When I first arrived, the little one – Hoss - took great pleasure in being my escort in the wilderness, teaching me what I needed to know about the wide-open spaces. How we would laugh if anyone called him the little one now! At ten years old, he is much bigger than the other boys throughout the territory. Yet that boy has taught me a thing or two about size and what really matters. He has introduced me to the first inhabitants of the forest – the black bear and the Douglas squirrel and so many others, I can’t possibly remember their names. Hoss has taught me all the things these creatures have in common, despite the differences in size. Industriousness, love for their young, a sense of humor… In New Orleans, I never would have dreamed of such a world. I couldn’t have imagined it, even if I had the inclination to try.
So many things I never would have known had I stayed in New Orleans. I would never have known the smell of pine and cedar that lingers in the air in the coolness of night. I would not have known the pleasure of a fast Indian pony who knows how to find every advantage on difficult ground. I would never have known that the romance of wide-open spaces could tug at the soul of the most hard-hearted woman. I would never have known the love of a good man.
I continue to ride. I start over the level stretch that leads to home, leaping over fallen timber. How he hates it, when I ride through the trees! So afraid that a branch will snag me or that my horse will trip in the undergrowth. If he only knew the joy I took in it, I can’t believe he would ever deny it to me. Knowing that my boys are waiting at home spurs me forward. It makes me ride faster than I would have ever dared had I been returning to a lonely house.
I allow myself to picture my little one’s face in front of me. People say he is a beautiful boy. Give him time, they tell me, he will be breaking hearts before you know it. How do I tell them that he is already breaking mine? His face holds the memory of all that I have lost and somehow makes it right again. I have been told it is a sin to love a child so much. It is bad luck, an omen, they say. Love the Lord your God with all your heart, they tell me at church, and I do, for giving me Joseph Francis Cartwright. For giving me each one of them. For giving me this second chance at a life that almost makes me believe in happy endings.

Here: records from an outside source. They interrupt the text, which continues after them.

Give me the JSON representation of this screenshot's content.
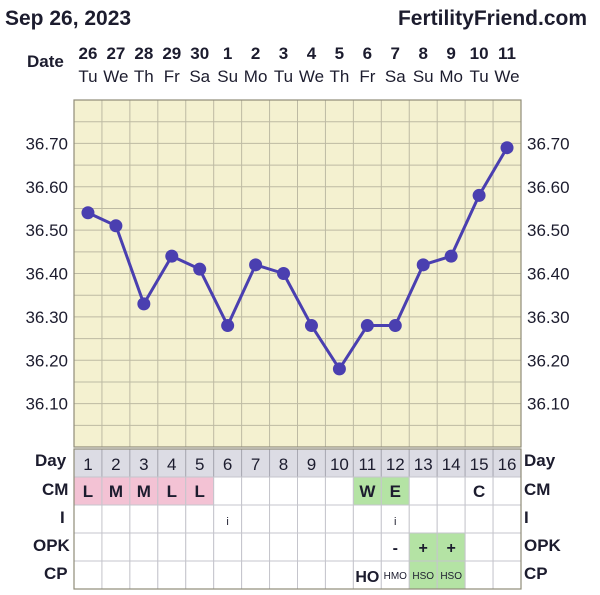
{
  "header": {
    "chart_date": "Sep 26, 2023",
    "site": "FertilityFriend.com"
  },
  "labels": {
    "date_row": "Date",
    "day_row": "Day",
    "cm_row": "CM",
    "i_row": "I",
    "opk_row": "OPK",
    "cp_row": "CP"
  },
  "colors": {
    "plot_bg": "#f4f1d0",
    "line": "#4a3fb0",
    "grid": "#bdbaa3",
    "pink": "#f3c2d4",
    "green": "#b4e3a4",
    "day_header": "#dcdce4"
  },
  "chart_data": {
    "type": "line",
    "y_unit": "°C",
    "ylim": [
      36.0,
      36.8
    ],
    "y_ticks": [
      "36.10",
      "36.20",
      "36.30",
      "36.40",
      "36.50",
      "36.60",
      "36.70"
    ],
    "dates": [
      "26",
      "27",
      "28",
      "29",
      "30",
      "1",
      "2",
      "3",
      "4",
      "5",
      "6",
      "7",
      "8",
      "9",
      "10",
      "11"
    ],
    "weekdays": [
      "Tu",
      "We",
      "Th",
      "Fr",
      "Sa",
      "Su",
      "Mo",
      "Tu",
      "We",
      "Th",
      "Fr",
      "Sa",
      "Su",
      "Mo",
      "Tu",
      "We"
    ],
    "cycle_days": [
      "1",
      "2",
      "3",
      "4",
      "5",
      "6",
      "7",
      "8",
      "9",
      "10",
      "11",
      "12",
      "13",
      "14",
      "15",
      "16"
    ],
    "temperatures": [
      36.54,
      36.51,
      36.33,
      36.44,
      36.41,
      36.28,
      36.42,
      36.4,
      36.28,
      36.18,
      36.28,
      36.28,
      36.42,
      36.44,
      36.58,
      36.69
    ],
    "grid": true
  },
  "rows": {
    "cm": [
      "L",
      "M",
      "M",
      "L",
      "L",
      "",
      "",
      "",
      "",
      "",
      "W",
      "E",
      "",
      "",
      "C",
      ""
    ],
    "cm_color": [
      "pink",
      "pink",
      "pink",
      "pink",
      "pink",
      "",
      "",
      "",
      "",
      "",
      "green",
      "green",
      "",
      "",
      "",
      ""
    ],
    "intercourse": [
      "",
      "",
      "",
      "",
      "",
      "i",
      "",
      "",
      "",
      "",
      "",
      "i",
      "",
      "",
      "",
      ""
    ],
    "opk": [
      "",
      "",
      "",
      "",
      "",
      "",
      "",
      "",
      "",
      "",
      "",
      "-",
      "+",
      "+",
      "",
      ""
    ],
    "opk_color": [
      "",
      "",
      "",
      "",
      "",
      "",
      "",
      "",
      "",
      "",
      "",
      "",
      "green",
      "green",
      "",
      ""
    ],
    "cp": [
      "",
      "",
      "",
      "",
      "",
      "",
      "",
      "",
      "",
      "",
      "HO",
      "HMO",
      "HSO",
      "HSO",
      "",
      ""
    ],
    "cp_color": [
      "",
      "",
      "",
      "",
      "",
      "",
      "",
      "",
      "",
      "",
      "",
      "",
      "green",
      "green",
      "",
      ""
    ]
  }
}
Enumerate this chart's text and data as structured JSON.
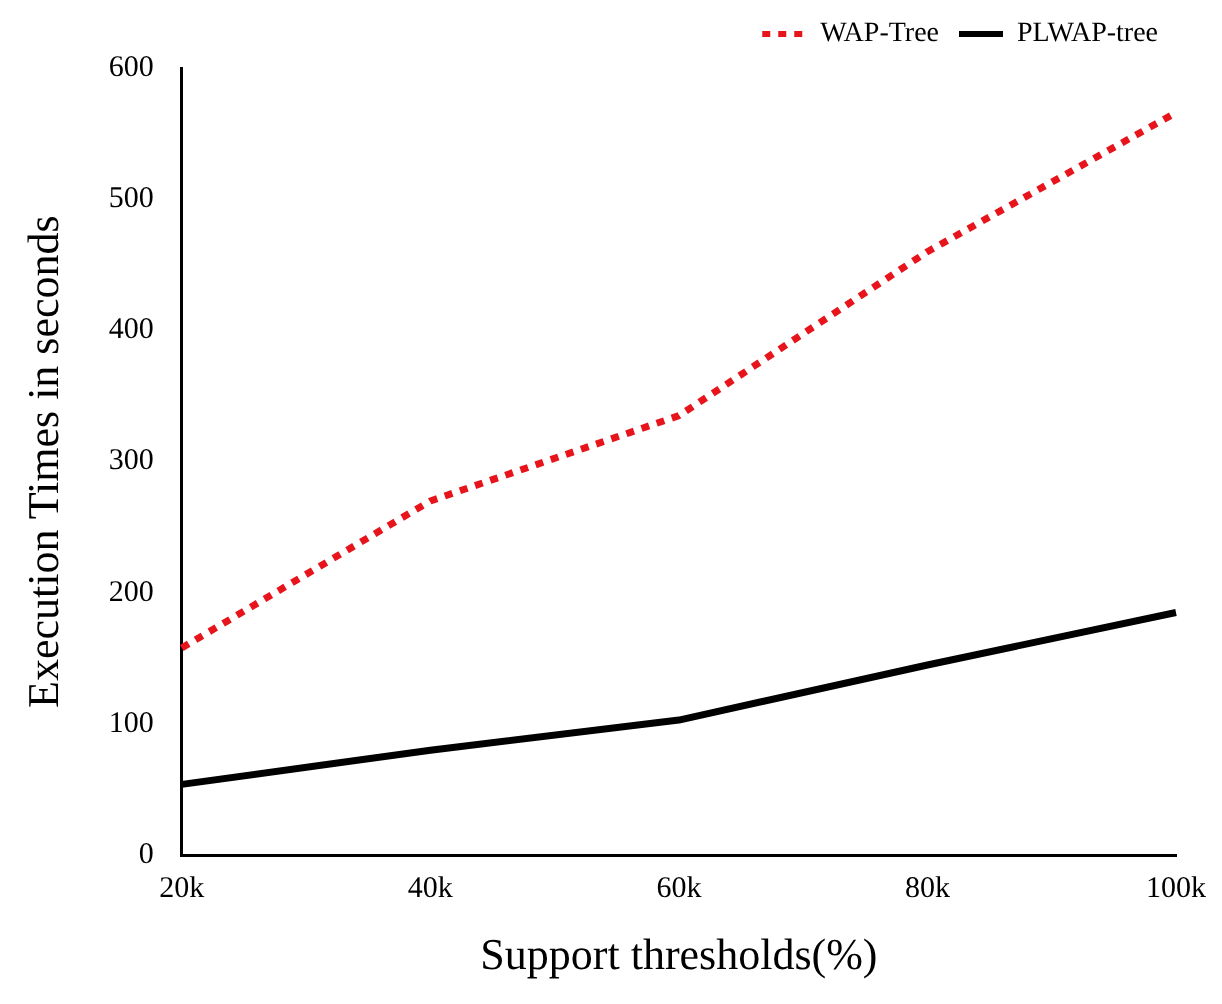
{
  "chart_data": {
    "type": "line",
    "xlabel": "Support thresholds(%)",
    "ylabel": "Execution Times in seconds",
    "categories": [
      "20k",
      "40k",
      "60k",
      "80k",
      "100k"
    ],
    "series": [
      {
        "name": "WAP-Tree",
        "color": "#e8141b",
        "values": [
          158,
          270,
          335,
          460,
          566
        ],
        "line_style": "dotted"
      },
      {
        "name": "PLWAP-tree",
        "color": "#000000",
        "values": [
          54,
          80,
          103,
          145,
          185
        ],
        "line_style": "solid"
      }
    ],
    "ylim": [
      0,
      600
    ],
    "yticks": [
      0,
      100,
      200,
      300,
      400,
      500,
      600
    ],
    "grid": false,
    "legend": "top right",
    "marker": "none"
  }
}
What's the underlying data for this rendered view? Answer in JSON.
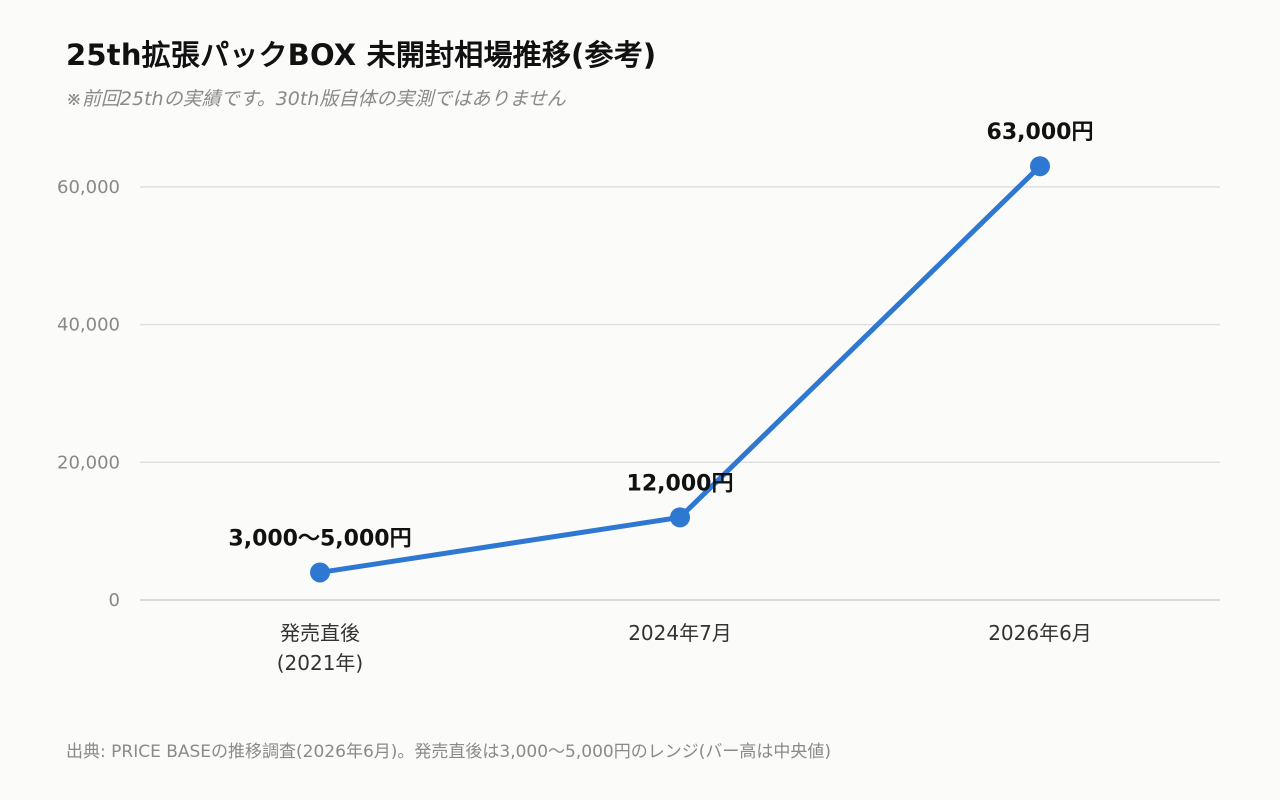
{
  "chart_data": {
    "type": "line",
    "title": "25th拡張パックBOX 未開封相場推移(参考)",
    "subtitle": "※前回25thの実績です。30th版自体の実測ではありません",
    "categories": [
      "発売直後\n(2021年)",
      "2024年7月",
      "2026年6月"
    ],
    "values": [
      4000,
      12000,
      63000
    ],
    "data_labels": [
      "3,000〜5,000円",
      "12,000円",
      "63,000円"
    ],
    "y_ticks": [
      0,
      20000,
      40000,
      60000
    ],
    "y_tick_labels": [
      "0",
      "20,000",
      "40,000",
      "60,000"
    ],
    "ylim": [
      0,
      70000
    ],
    "grid": true,
    "line_color": "#2e78d2",
    "source": "出典: PRICE BASEの推移調査(2026年6月)。発売直後は3,000〜5,000円のレンジ(バー高は中央値)"
  }
}
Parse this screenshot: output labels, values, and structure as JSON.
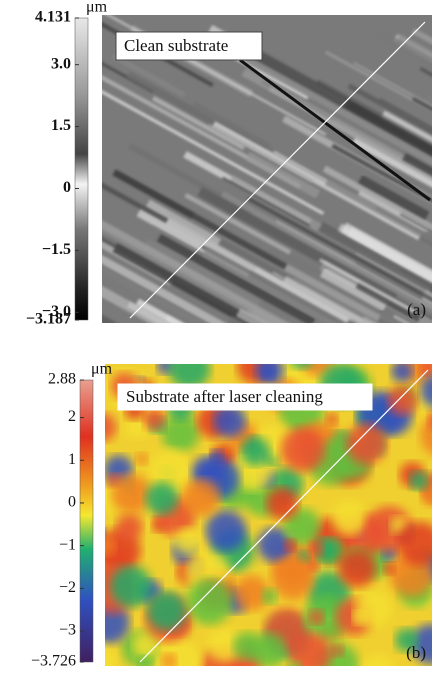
{
  "panels": [
    {
      "label": "Clean substrate",
      "tag": "(a)",
      "unit": "μm",
      "colormap": "gray",
      "ylim": [
        -3.187,
        4.131
      ],
      "yticks": [
        4.131,
        {
          "value": 3,
          "label": "3.0"
        },
        1.5,
        0,
        {
          "value": -1.5,
          "label": "−1.5"
        },
        {
          "value": -3,
          "label": "−3.0"
        },
        {
          "value": -3.187,
          "label": "−3.187"
        }
      ]
    },
    {
      "label": "Substrate after laser cleaning",
      "tag": "(b)",
      "unit": "μm",
      "colormap": "rainbow",
      "ylim": [
        -3.726,
        2.88
      ],
      "yticks": [
        2.88,
        2,
        1,
        0,
        {
          "value": -1,
          "label": "−1"
        },
        {
          "value": -2,
          "label": "−2"
        },
        {
          "value": -3,
          "label": "−3"
        },
        {
          "value": -3.726,
          "label": "−3.726"
        }
      ]
    }
  ]
}
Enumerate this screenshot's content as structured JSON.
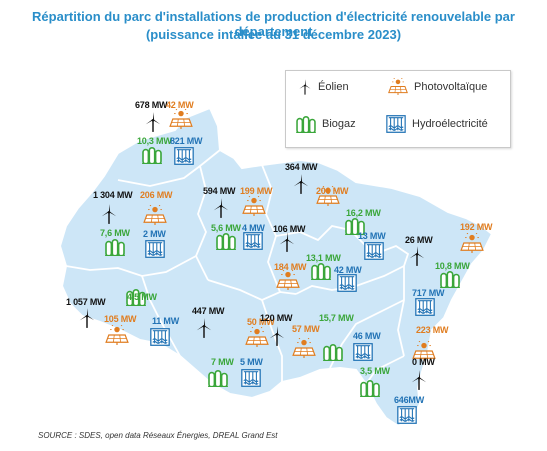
{
  "title": {
    "line1": "Répartition du parc d'installations de production d'électricité renouvelable par département",
    "line2": "(puissance intallée au 31 décembre 2023)"
  },
  "legend": {
    "eolien": "Éolien",
    "photovoltaique": "Photovoltaïque",
    "biogaz": "Biogaz",
    "hydro": "Hydroélectricité"
  },
  "colors": {
    "map_fill": "#cde6f7",
    "map_border": "#ffffff",
    "eolien": "#111111",
    "photovoltaique": "#e07d20",
    "biogaz": "#3aa63a",
    "hydro": "#2273b5",
    "title": "#2a8ec9"
  },
  "labels": {
    "ardennes": {
      "eolien": "678 MW",
      "solaire": "42 MW",
      "biogaz": "10,3 MW",
      "hydro": "821 MW"
    },
    "marne": {
      "eolien": "1 304 MW",
      "solaire": "206 MW",
      "biogaz": "7,6 MW",
      "hydro": "2 MW"
    },
    "meuse": {
      "eolien": "594 MW",
      "solaire": "199 MW",
      "biogaz": "5,6 MW",
      "hydro": "4 MW"
    },
    "moselle": {
      "eolien": "364 MW",
      "solaire": "200 MW",
      "biogaz": "16,2 MW",
      "hydro": "13 MW"
    },
    "meurthe_et_moselle": {
      "eolien": "106 MW",
      "solaire": "184 MW",
      "biogaz": "13,1 MW",
      "hydro": "42 MW"
    },
    "bas_rhin": {
      "eolien": "26 MW",
      "solaire": "192 MW",
      "biogaz": "10,8 MW",
      "hydro": "717 MW"
    },
    "aube": {
      "eolien": "1 057 MW",
      "solaire": "105 MW",
      "biogaz": "4,5 MW",
      "hydro": "11 MW"
    },
    "haute_marne": {
      "eolien": "447 MW",
      "solaire": "50 MW",
      "biogaz": "7 MW",
      "hydro": "5 MW"
    },
    "vosges": {
      "eolien": "120 MW",
      "solaire": "57 MW",
      "biogaz": "15,7 MW",
      "hydro": "46 MW"
    },
    "haut_rhin": {
      "eolien": "0 MW",
      "solaire": "223 MW",
      "biogaz": "3,5 MW",
      "hydro": "646MW"
    }
  },
  "source": "SOURCE : SDES, open data Réseaux Énergies, DREAL Grand Est"
}
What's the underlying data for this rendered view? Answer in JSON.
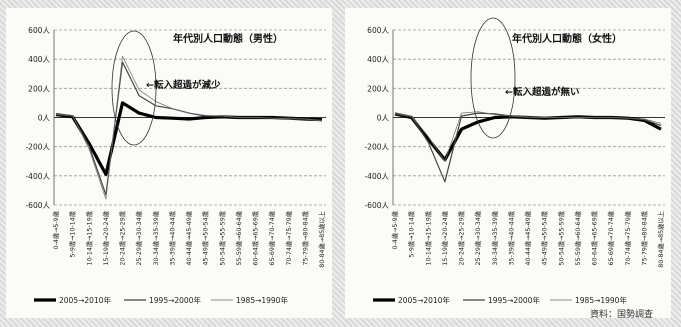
{
  "chart_data": [
    {
      "type": "line",
      "title": "年代別人口動態（男性）",
      "annotation": "←転入超過が減少",
      "ylabel": "",
      "ylim": [
        -600,
        600
      ],
      "yticks": [
        600,
        400,
        200,
        0,
        -200,
        -400,
        -600
      ],
      "ytick_labels": [
        "600人",
        "400人",
        "200人",
        "0人",
        "-200人",
        "-400人",
        "-600人"
      ],
      "grid": true,
      "legend": "bottom",
      "categories": [
        "0-4歳→5-9歳",
        "5-9歳→10-14歳",
        "10-14歳→15-19歳",
        "15-19歳→20-24歳",
        "20-24歳→25-29歳",
        "25-29歳→30-34歳",
        "30-34歳→35-39歳",
        "35-39歳→40-44歳",
        "40-44歳→45-49歳",
        "45-49歳→50-54歳",
        "50-54歳→55-59歳",
        "55-59歳→60-64歳",
        "60-64歳→65-69歳",
        "65-69歳→70-74歳",
        "70-74歳→75-79歳",
        "75-79歳→80-84歳",
        "80-84歳→85歳以上"
      ],
      "series": [
        {
          "name": "2005→2010年",
          "values": [
            20,
            5,
            -180,
            -390,
            100,
            30,
            0,
            -5,
            -10,
            0,
            5,
            0,
            0,
            0,
            -5,
            -10,
            -15
          ]
        },
        {
          "name": "1995→2000年",
          "values": [
            20,
            10,
            -200,
            -530,
            380,
            150,
            80,
            60,
            30,
            10,
            10,
            0,
            0,
            -5,
            -5,
            -10,
            -20
          ]
        },
        {
          "name": "1985→1990年",
          "values": [
            25,
            15,
            -220,
            -560,
            420,
            190,
            110,
            60,
            30,
            15,
            10,
            0,
            0,
            -5,
            -10,
            -10,
            -25
          ]
        }
      ]
    },
    {
      "type": "line",
      "title": "年代別人口動態（女性）",
      "annotation": "←転入超過が無い",
      "ylabel": "",
      "ylim": [
        -600,
        600
      ],
      "yticks": [
        600,
        400,
        200,
        0,
        -200,
        -400,
        -600
      ],
      "ytick_labels": [
        "600人",
        "400人",
        "200人",
        "0人",
        "-200人",
        "-400人",
        "-600人"
      ],
      "grid": true,
      "legend": "bottom",
      "categories": [
        "0-4歳→5-9歳",
        "5-9歳→10-14歳",
        "10-14歳→15-19歳",
        "15-19歳→20-24歳",
        "20-24歳→25-29歳",
        "25-29歳→30-34歳",
        "30-34歳→35-39歳",
        "35-39歳→40-44歳",
        "40-44歳→45-49歳",
        "45-49歳→50-54歳",
        "50-54歳→55-59歳",
        "55-59歳→60-64歳",
        "60-64歳→65-69歳",
        "65-69歳→70-74歳",
        "70-74歳→75-79歳",
        "75-79歳→80-84歳",
        "80-84歳→85歳以上"
      ],
      "series": [
        {
          "name": "2005→2010年",
          "values": [
            25,
            0,
            -150,
            -290,
            -80,
            -30,
            0,
            5,
            0,
            -5,
            0,
            5,
            0,
            0,
            -5,
            -20,
            -80
          ]
        },
        {
          "name": "1995→2000年",
          "values": [
            25,
            5,
            -170,
            -440,
            10,
            30,
            25,
            10,
            0,
            0,
            0,
            0,
            0,
            0,
            -5,
            -15,
            -55
          ]
        },
        {
          "name": "1985→1990年",
          "values": [
            30,
            10,
            -130,
            -300,
            30,
            40,
            20,
            10,
            5,
            0,
            0,
            0,
            0,
            0,
            -5,
            -10,
            -40
          ]
        }
      ]
    }
  ],
  "colors": {
    "series": [
      "#000000",
      "#444444",
      "#6a6a6a"
    ],
    "grid": "#9a9a9a",
    "zero_line": "#333333",
    "highlight_circle": "#333333"
  },
  "source_note": "資料：国勢調査"
}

I pick up the pace to a hard gallop. I am reaching the final stretch that leads to the ranch house. I know he will be waiting on the porch and will frown at me for riding in like the devil is after me. I am breathless and dizzy at the pace we are setting, and I laugh out loud at it. I am riding fast. The wind is warm and gentle against my face. The trees stretch upward like feathers against the sunset. I am almost there. I can see the smoke from the fireplace, rising over the tips of the pines.
I will be home, before they even know I am gone.